There’s a second stab in my middle, like the tree branch might have scraped across organs before they took it out, microscopic cells rebuilding what Mother Nature damaged in my fall from grace.

“Are you sure that I’m okay?” I ask the nurse, her mouth opening in no doubt what was going to be an obvious statement like, “Look who’s awake,” as if she or Amanda have narcolepsy and were surprised to find themselves conscious.

Instead of answering, the nurse glances to Amanda for guidance. To her credit there’s no good way to handle that question. I have more things inside of me right now than the last time Isaac came over, and by the feel of it, my right ear is about half an inch higher than my left. Also the only person who has entered my room so far is a mental health worker so the safe answer probably is that no, she’s not sure I’m okay. But you don’t just say that to someone.

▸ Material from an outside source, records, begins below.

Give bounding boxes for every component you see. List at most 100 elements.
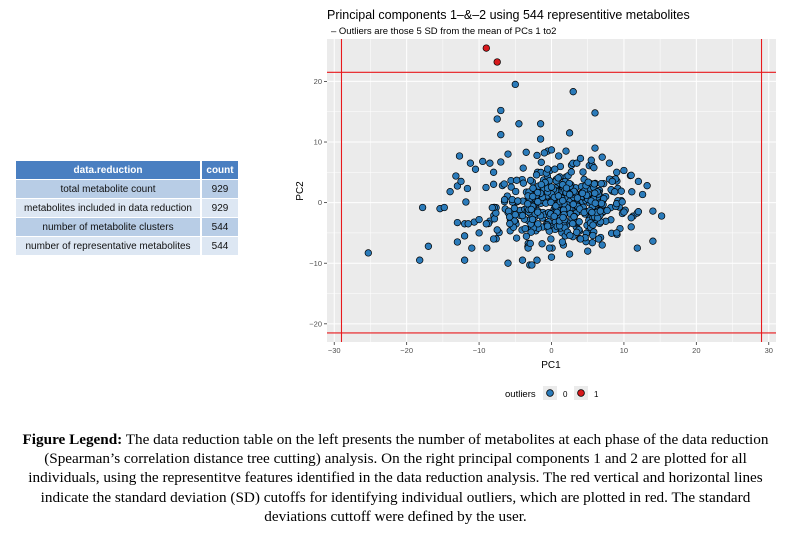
row-label: total metabolite count — [16, 179, 200, 198]
data-point — [455, 152, 464, 160]
x-tick-label: 0 — [549, 346, 553, 355]
data-point — [649, 237, 657, 245]
data-point — [613, 168, 621, 176]
x-tick-label: −10 — [473, 346, 486, 355]
data-point — [588, 208, 596, 217]
data-point — [475, 215, 483, 224]
y-tick-label: −20 — [309, 319, 322, 328]
data-point — [512, 187, 520, 196]
data-point — [529, 192, 537, 201]
data-point — [460, 232, 469, 240]
data-point — [460, 256, 469, 264]
data-point — [547, 183, 556, 191]
table-row: total metabolite count 929 — [16, 179, 238, 198]
data-point — [559, 197, 567, 205]
data-point — [547, 253, 556, 261]
data-point — [588, 239, 597, 247]
data-point — [471, 165, 480, 173]
data-point — [493, 226, 501, 234]
data-point — [555, 152, 563, 160]
data-point — [620, 166, 628, 175]
data-point — [457, 177, 465, 186]
table-row: number of metabolite clusters 544 — [16, 217, 238, 236]
data-point — [526, 176, 535, 185]
data-point — [511, 211, 519, 219]
data-point — [527, 205, 535, 214]
x-tick-label: 20 — [692, 346, 700, 355]
data-point — [576, 154, 585, 163]
data-point — [488, 204, 496, 212]
data-point — [565, 190, 574, 199]
x-tick-label: −30 — [328, 346, 341, 355]
data-point — [489, 168, 498, 176]
data-point — [550, 212, 558, 220]
data-point — [589, 221, 597, 229]
data-point — [519, 179, 528, 187]
legend-key-0 — [546, 389, 554, 397]
data-point — [521, 224, 529, 233]
data-point — [657, 212, 666, 220]
data-point — [545, 244, 554, 252]
data-point — [566, 231, 574, 240]
legend-label-0: 0 — [563, 390, 568, 399]
chart-legend: outliers 0 1 — [505, 386, 599, 400]
data-point — [559, 213, 567, 222]
data-point — [573, 228, 581, 236]
data-point — [569, 219, 577, 228]
x-tick-label: −20 — [400, 346, 413, 355]
data-point — [479, 157, 487, 166]
data-point — [597, 180, 605, 188]
data-point — [617, 187, 625, 195]
data-point — [573, 159, 581, 167]
data-point — [504, 259, 512, 267]
data-point — [570, 213, 578, 221]
x-tick-label: 30 — [765, 346, 773, 355]
data-point — [569, 200, 577, 208]
data-point — [538, 240, 546, 248]
table-row: number of representative metabolites 544 — [16, 236, 238, 255]
data-point — [537, 180, 545, 189]
data-point — [613, 229, 621, 237]
data-point — [562, 184, 571, 192]
col-header-data-reduction: data.reduction — [16, 161, 200, 179]
chart-subtitle: – Outliers are those 5 SD from the mean … — [331, 26, 556, 37]
data-point — [453, 238, 462, 246]
table-header-row: data.reduction count — [16, 161, 238, 179]
data-point — [594, 235, 603, 243]
legend-label-1: 1 — [594, 390, 599, 399]
data-point — [518, 256, 527, 264]
data-point — [524, 200, 532, 208]
col-header-count: count — [200, 161, 238, 179]
data-point — [497, 158, 505, 166]
data-point — [493, 58, 501, 66]
data-point — [589, 231, 597, 240]
data-point — [533, 256, 541, 264]
y-axis-label: PC2 — [295, 181, 306, 201]
data-point — [591, 199, 599, 207]
data-point — [506, 220, 514, 228]
row-count: 544 — [200, 236, 238, 255]
data-point — [527, 228, 535, 236]
data-point — [466, 159, 475, 167]
data-point — [513, 176, 521, 184]
data-point — [565, 250, 574, 258]
data-point — [547, 146, 556, 154]
data-point — [627, 171, 635, 179]
data-point — [518, 211, 527, 220]
data-point — [528, 261, 536, 269]
data-reduction-table: data.reduction count total metabolite co… — [16, 161, 238, 255]
data-point — [578, 189, 587, 197]
data-point — [591, 144, 599, 152]
data-point — [500, 196, 509, 204]
data-point — [497, 106, 505, 115]
y-tick-label: −10 — [309, 259, 322, 268]
data-point — [628, 188, 636, 196]
data-point — [634, 208, 643, 216]
data-point — [468, 244, 476, 252]
row-count: 544 — [200, 217, 238, 236]
data-point — [590, 164, 598, 172]
data-point — [551, 165, 559, 173]
data-point — [649, 207, 657, 215]
data-point — [537, 158, 545, 166]
data-points — [364, 44, 666, 269]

You also don’t just call people female dogs, but I’ll bring that up with the interested parties later.

“How do you mean, Sasha?” Amanda asks, sparing the nurse.

I wave the question away, suddenly tired. My head feels like a half-full water balloon, the kind you can squeeze really hard on one side but the other bulges out, ready to burst. I can open only one eye, the other swollen and heavy, my pulse a distinct beat coursing through puffy flesh. The nurse smiles at me and hooks a bag of something clear into my IV.